About a week or so before the stock or fund goes Ex-Dividend. The Smart Money (traders who understand this Dividend Capture Trade) will start to buy in, and it's this marginal buying that starts the short-term uptrend. Day-traders see the uptrend and they jump in long, which propels the uptrend. The day before the Ex-Dividend date, the last group to buy enters the trade (The Dumb Money), buying from the first two groups.

On Ex-Dividend (the day the security starts trading without the dividend), the price will normally gap-down on the open by the amount of the dividend, as the value of the dividend has been transferred from the business or fund to the investors.

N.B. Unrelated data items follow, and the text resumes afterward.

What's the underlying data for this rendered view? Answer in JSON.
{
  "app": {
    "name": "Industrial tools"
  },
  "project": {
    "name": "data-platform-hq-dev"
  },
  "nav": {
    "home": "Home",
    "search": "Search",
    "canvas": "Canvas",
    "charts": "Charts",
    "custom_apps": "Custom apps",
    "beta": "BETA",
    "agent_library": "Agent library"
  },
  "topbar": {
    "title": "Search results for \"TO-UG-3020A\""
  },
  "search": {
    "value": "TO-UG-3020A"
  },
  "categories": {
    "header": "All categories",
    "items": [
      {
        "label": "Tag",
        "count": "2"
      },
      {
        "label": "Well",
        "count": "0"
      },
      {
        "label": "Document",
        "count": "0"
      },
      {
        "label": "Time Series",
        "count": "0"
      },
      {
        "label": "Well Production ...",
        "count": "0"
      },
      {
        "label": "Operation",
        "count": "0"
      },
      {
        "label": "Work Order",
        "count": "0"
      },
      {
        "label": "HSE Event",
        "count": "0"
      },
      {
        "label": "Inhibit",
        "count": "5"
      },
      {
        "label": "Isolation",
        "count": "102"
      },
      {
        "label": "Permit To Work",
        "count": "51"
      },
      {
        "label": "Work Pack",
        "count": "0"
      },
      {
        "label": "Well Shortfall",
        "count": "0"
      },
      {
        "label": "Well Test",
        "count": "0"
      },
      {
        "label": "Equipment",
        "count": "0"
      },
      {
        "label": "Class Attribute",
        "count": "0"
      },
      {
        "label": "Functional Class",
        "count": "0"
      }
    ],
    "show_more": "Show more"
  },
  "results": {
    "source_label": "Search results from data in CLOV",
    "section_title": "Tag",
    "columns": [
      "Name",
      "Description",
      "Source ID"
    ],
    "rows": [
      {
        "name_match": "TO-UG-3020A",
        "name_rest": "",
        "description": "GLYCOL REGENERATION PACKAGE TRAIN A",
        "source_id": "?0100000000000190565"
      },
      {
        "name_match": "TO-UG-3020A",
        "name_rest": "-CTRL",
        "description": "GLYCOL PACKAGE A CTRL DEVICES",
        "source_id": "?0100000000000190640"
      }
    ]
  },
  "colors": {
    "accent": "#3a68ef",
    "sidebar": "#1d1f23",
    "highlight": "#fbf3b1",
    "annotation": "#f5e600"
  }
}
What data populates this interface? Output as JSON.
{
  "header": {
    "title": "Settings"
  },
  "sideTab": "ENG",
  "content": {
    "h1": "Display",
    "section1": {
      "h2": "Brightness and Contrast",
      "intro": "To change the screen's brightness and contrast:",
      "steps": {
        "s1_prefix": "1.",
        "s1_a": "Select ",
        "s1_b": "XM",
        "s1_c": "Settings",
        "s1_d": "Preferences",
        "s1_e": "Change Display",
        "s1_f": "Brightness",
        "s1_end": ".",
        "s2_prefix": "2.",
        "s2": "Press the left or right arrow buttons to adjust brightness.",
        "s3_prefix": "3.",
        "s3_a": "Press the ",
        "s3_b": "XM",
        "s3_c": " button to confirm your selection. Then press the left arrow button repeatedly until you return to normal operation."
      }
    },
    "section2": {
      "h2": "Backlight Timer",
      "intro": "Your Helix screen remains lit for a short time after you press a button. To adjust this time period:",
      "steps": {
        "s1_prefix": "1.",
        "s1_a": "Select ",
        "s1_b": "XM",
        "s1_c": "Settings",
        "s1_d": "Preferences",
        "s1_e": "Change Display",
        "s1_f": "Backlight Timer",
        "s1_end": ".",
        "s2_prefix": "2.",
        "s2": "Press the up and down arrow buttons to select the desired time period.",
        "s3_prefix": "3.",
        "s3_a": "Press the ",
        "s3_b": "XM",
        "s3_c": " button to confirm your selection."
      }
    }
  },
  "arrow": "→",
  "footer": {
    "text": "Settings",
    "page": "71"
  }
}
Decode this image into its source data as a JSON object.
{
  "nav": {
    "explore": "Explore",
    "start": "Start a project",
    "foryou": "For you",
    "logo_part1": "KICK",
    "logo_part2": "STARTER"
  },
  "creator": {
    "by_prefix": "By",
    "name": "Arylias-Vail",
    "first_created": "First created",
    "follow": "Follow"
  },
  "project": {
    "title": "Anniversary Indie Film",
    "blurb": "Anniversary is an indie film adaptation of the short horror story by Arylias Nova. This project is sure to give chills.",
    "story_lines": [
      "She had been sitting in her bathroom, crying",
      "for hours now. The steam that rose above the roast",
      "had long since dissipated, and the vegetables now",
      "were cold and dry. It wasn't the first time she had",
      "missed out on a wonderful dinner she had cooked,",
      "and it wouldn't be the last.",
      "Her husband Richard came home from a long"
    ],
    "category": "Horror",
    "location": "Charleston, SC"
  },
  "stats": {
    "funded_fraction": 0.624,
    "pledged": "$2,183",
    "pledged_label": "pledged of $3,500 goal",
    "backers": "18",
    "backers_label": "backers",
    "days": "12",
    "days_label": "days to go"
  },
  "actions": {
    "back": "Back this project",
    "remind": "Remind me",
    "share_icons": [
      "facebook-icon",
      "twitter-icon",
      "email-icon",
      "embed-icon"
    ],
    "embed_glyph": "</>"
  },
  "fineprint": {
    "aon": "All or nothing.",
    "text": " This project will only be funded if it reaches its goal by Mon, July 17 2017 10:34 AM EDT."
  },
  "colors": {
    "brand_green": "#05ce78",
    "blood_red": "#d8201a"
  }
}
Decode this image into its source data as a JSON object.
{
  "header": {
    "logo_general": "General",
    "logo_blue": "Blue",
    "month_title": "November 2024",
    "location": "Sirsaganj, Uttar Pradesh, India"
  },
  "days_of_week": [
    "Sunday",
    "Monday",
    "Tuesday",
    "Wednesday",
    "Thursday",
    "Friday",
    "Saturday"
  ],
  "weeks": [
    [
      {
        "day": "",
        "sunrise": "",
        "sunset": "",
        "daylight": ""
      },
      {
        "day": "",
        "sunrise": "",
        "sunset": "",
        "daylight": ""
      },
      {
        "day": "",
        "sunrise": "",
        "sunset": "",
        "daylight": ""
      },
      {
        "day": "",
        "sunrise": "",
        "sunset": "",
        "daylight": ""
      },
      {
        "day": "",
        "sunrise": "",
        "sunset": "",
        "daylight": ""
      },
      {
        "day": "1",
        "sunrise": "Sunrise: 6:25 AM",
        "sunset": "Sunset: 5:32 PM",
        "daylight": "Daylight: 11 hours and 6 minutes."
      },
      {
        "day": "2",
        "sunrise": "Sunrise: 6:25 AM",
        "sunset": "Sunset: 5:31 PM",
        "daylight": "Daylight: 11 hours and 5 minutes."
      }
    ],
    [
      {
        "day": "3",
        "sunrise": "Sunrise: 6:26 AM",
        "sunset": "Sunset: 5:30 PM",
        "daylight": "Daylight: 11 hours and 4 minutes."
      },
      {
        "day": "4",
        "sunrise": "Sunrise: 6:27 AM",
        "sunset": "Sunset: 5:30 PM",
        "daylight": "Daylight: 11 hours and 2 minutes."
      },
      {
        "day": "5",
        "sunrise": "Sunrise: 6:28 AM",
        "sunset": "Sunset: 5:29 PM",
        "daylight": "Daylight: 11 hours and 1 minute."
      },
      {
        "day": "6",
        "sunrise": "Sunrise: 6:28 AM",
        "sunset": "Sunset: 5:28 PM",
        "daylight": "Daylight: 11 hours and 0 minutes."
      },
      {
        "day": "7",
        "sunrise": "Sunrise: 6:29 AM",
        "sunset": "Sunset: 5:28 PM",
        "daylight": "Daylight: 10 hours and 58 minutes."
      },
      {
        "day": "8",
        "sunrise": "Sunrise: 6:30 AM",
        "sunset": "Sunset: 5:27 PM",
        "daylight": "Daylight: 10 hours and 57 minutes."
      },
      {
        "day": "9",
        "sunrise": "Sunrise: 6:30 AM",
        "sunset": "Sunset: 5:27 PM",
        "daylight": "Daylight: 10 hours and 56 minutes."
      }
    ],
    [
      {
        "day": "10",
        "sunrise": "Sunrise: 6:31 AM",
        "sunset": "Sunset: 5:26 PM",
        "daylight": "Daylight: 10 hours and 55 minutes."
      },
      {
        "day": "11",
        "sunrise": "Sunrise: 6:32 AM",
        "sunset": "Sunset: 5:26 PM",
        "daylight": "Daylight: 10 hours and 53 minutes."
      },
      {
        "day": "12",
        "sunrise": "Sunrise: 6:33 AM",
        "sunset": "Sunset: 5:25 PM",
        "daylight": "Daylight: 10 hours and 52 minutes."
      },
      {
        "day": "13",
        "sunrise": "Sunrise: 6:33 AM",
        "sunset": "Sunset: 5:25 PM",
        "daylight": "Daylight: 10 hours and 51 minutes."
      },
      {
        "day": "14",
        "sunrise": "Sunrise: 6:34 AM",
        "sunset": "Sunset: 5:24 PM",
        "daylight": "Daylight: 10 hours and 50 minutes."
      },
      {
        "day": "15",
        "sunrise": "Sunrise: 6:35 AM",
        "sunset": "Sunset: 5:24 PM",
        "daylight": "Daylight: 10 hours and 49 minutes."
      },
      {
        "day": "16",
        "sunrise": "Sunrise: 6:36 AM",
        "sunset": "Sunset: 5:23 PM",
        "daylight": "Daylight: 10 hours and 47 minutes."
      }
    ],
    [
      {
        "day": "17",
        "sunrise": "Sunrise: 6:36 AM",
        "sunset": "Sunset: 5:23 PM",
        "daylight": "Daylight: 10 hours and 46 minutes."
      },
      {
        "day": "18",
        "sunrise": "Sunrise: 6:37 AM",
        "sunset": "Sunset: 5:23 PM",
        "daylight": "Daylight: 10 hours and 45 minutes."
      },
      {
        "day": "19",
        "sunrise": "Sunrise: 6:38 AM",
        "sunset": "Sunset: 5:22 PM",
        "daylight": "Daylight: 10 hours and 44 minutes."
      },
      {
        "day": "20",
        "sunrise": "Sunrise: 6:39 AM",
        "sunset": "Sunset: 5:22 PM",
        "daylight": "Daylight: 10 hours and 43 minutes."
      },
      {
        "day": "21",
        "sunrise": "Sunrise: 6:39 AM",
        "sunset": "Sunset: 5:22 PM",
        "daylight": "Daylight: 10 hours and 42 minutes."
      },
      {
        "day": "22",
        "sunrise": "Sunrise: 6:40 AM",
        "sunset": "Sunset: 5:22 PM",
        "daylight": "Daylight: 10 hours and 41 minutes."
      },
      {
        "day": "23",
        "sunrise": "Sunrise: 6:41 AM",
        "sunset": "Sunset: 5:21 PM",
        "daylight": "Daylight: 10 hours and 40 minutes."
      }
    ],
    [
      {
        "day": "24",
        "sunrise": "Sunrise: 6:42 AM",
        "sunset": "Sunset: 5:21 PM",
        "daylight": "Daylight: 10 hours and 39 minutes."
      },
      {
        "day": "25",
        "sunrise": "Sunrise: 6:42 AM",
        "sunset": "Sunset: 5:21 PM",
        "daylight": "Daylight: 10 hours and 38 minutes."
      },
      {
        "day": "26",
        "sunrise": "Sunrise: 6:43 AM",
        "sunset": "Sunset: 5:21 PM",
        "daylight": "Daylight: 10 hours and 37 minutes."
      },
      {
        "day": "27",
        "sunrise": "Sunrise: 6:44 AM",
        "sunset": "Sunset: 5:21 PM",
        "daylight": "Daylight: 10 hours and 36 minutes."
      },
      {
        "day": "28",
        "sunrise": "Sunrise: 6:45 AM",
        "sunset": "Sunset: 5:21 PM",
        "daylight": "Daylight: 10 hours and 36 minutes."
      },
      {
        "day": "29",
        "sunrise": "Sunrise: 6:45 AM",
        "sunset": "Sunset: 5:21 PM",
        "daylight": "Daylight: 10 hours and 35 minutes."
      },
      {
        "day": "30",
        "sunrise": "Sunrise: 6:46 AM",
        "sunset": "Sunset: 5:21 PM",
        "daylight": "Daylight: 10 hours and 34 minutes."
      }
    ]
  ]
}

As a result of the dividend payment, most charting and market data services adjust all historic prices down by the amount of that dividend, which causes all chart data points to drop down overnight before the open on the Ex-Dividend date.

After going Ex-Dividend, we often then see a downtrend caused by both the Smart and Dumb Money selling to cash out and redeploy their capital elsewhere. Once again, short-term traders seeing the downtrend and jump-in short and thus propel the downtrend.

The post Ex-Dividend downtrend end, just like all downtrends, when big Value Investors step-in and buy at discount prices caused by all the selling. This last group will then hold for many months and maybe even years, through a number of dividend payments. This last group will often sell into some future premium price that cannot be justified by the underlying economic realities of the business or fund. They also have the option to sell into a future Ex-Dividend rally.

Except for the Dump Money buying just before the Ex-Dividend date and selling just after the Ex-Div date, most traders can make some amount of money on this trade. The Dump Money often lose money on this trade after commissions, slippage, and taxes are factored in.

You can get dividend information from your broker, from Dividend.com, and from the Dividend Calendar.

By-the-way, the pay day is often a bullish day. It seems that there must be a large number of investors who must be surprised by dividend income suddenly hitting their account. They then decide Hey, I like that, let's buy more of this stock.", espicialy if it's a high yielding stock or fund.

Warning: News and commentary around the Ex-Dividend date can easily perturb this trading pattern.